Furthermore, the release of FAN concentration for both the mono- and co-digestions was monitored to have a better perspective or forecasting of the ammonia inhibition (Figure 7b). It is evident from Figure 7b that FAN concentrations were comparatively lower in the co-digestion process than mono-digestion due to the dilution of higher ammonia content in CM by DM. Contribution to the generation of ammonia not only lies in the initial concentration of the feedstock but also during the biochemical process in AD. CM is high in nitrogen; hence, the initial concentration had a vital role in a higher concentration of FAN than that in CM + DM. On the 70th day of both cases, FAN was 150 mg/L in CM and 50 mg/L in CM + DM. This can be related to the high nitrogen content in CM mono-digestion than the co-digestion, which helped in the dilution of high ammonia. Although there was an increase in the FAN concentration for the mono-digestion of CM, no apparent inhibitions were reported for both the processes during the start-up phase. The probable reason was that the FAN levels were still in the tolerable range (always below 280 mg/L), and the VFA/alkalinity ratio always remained below 0.5 in both the cases, indicating that the digesters were operating favorably without the risk of acid-buildup. Thus, the presence of ammonia nitrogen did not inhibit the performance of the liquid inoculum reservoir, as well as HSAD, even at high OLRs. Even if the pH was not controlled in the bioreactors, there was no formation of foam or scum observed throughout the study. The mode of operation (process, temperature, percolation-recirculation rate, and frequency) and the appropriate choice of acclimatized inoculum at the start-up phase of the experiment allowed a high stabilization of CM + DM co-digestion, even at higher OLR (4.7 gVS/L.d) studied.
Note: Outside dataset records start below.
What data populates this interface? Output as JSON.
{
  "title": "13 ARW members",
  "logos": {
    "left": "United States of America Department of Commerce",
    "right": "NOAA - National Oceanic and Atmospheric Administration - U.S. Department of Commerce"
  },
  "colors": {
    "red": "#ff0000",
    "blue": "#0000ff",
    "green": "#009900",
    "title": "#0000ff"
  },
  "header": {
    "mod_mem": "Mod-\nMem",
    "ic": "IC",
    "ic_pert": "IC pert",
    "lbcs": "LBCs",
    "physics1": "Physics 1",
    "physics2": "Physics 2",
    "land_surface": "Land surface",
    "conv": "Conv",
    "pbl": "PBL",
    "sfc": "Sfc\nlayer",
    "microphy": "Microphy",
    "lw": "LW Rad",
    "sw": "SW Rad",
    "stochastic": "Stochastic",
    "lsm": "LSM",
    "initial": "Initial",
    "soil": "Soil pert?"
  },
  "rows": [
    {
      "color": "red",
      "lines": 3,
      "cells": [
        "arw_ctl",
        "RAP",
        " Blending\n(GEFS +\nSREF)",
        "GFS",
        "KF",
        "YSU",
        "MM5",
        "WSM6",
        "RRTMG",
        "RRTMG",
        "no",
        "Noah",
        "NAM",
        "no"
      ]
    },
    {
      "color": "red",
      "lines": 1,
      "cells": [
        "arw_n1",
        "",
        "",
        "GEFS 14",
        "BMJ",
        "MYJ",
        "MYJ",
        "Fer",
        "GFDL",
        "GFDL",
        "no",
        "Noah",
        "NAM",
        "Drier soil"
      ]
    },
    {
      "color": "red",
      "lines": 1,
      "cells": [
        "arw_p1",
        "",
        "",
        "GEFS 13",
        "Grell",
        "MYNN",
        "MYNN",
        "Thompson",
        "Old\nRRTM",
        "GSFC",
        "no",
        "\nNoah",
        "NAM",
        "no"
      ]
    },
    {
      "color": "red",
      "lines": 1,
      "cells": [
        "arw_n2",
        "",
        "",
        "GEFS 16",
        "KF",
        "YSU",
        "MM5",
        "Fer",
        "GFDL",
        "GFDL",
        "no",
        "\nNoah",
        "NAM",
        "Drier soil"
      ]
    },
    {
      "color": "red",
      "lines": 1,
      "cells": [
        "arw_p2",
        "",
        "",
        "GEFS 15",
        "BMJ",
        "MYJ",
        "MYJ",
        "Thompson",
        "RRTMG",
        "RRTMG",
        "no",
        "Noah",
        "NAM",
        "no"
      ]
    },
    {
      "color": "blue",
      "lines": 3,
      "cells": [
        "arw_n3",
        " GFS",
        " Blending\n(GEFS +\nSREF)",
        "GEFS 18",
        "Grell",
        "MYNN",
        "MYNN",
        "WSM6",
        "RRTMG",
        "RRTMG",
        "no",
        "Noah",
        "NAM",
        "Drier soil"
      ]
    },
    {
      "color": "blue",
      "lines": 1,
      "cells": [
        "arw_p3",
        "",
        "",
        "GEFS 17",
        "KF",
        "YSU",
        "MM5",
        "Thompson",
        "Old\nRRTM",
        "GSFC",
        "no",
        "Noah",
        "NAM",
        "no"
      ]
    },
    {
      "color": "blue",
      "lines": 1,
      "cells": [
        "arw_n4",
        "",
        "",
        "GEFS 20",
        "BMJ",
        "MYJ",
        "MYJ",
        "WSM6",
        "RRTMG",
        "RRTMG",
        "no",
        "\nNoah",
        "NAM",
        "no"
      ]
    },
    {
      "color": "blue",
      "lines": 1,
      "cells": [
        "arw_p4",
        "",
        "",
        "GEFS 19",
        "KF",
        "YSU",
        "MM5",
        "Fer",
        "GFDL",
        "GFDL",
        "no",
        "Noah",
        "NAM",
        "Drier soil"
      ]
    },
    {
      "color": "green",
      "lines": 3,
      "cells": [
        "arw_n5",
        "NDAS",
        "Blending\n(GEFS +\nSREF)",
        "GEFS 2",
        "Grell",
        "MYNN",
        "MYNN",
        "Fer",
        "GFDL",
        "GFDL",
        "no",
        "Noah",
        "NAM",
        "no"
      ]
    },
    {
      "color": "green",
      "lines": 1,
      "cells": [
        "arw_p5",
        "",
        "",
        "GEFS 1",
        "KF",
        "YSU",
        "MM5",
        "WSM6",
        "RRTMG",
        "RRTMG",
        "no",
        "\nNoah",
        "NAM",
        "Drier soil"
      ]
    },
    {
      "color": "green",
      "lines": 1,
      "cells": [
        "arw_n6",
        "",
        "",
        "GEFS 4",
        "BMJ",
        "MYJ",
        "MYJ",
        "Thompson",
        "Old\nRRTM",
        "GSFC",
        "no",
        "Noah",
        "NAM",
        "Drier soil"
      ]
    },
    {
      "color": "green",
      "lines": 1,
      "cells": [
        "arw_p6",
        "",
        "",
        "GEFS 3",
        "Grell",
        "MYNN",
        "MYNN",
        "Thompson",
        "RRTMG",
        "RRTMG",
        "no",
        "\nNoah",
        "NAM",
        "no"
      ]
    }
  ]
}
Further study is underway to optimize the operating parameters, especially for the co-digestion process.

4. Conclusions

The proposed start-up study focused on two-stage (liquid inoculum reservoir coupled with HSAD) anaerobic digestion process using a closed-loop recirculation, and percolation mode operation was found efficient for the treatment of CM + DM at 20 ± 1 °C despite having a waste mix with high TKN (13.5–13.6 gN/L) and solid (TS: 48–51%) concentrations. Results showed that our system could generate a specific methane yield of 0.35 ± 0.11 L CH₄g/VS_fed at an OLR of 3.7–4.7 gVS/L.d. We also observed CH₄ concentrations above 60% with CODs and VS reduction by up to 85% and 60%, respectively. A comparative study was done using the same start-up protocol to perform the mono-digestion of CM (TKN: 21–23 g/L; TS: 65–73%). Although a better SMY (0.52 ± 0.13 L CH₄g⁻¹VS_fed) was obtained for mono-digestion of CM, co-digesting CM + DM showed a better methane quality and also generated comparatively lower FAN. However, no evident inhibitions due to ammonia or VFA accumulations were reported for both the processes during the start-up phase. Compared to the higher-temperature digestion process, more energy is expected to be available for farm uses, especially while treating high solids and ammonia-rich wastes.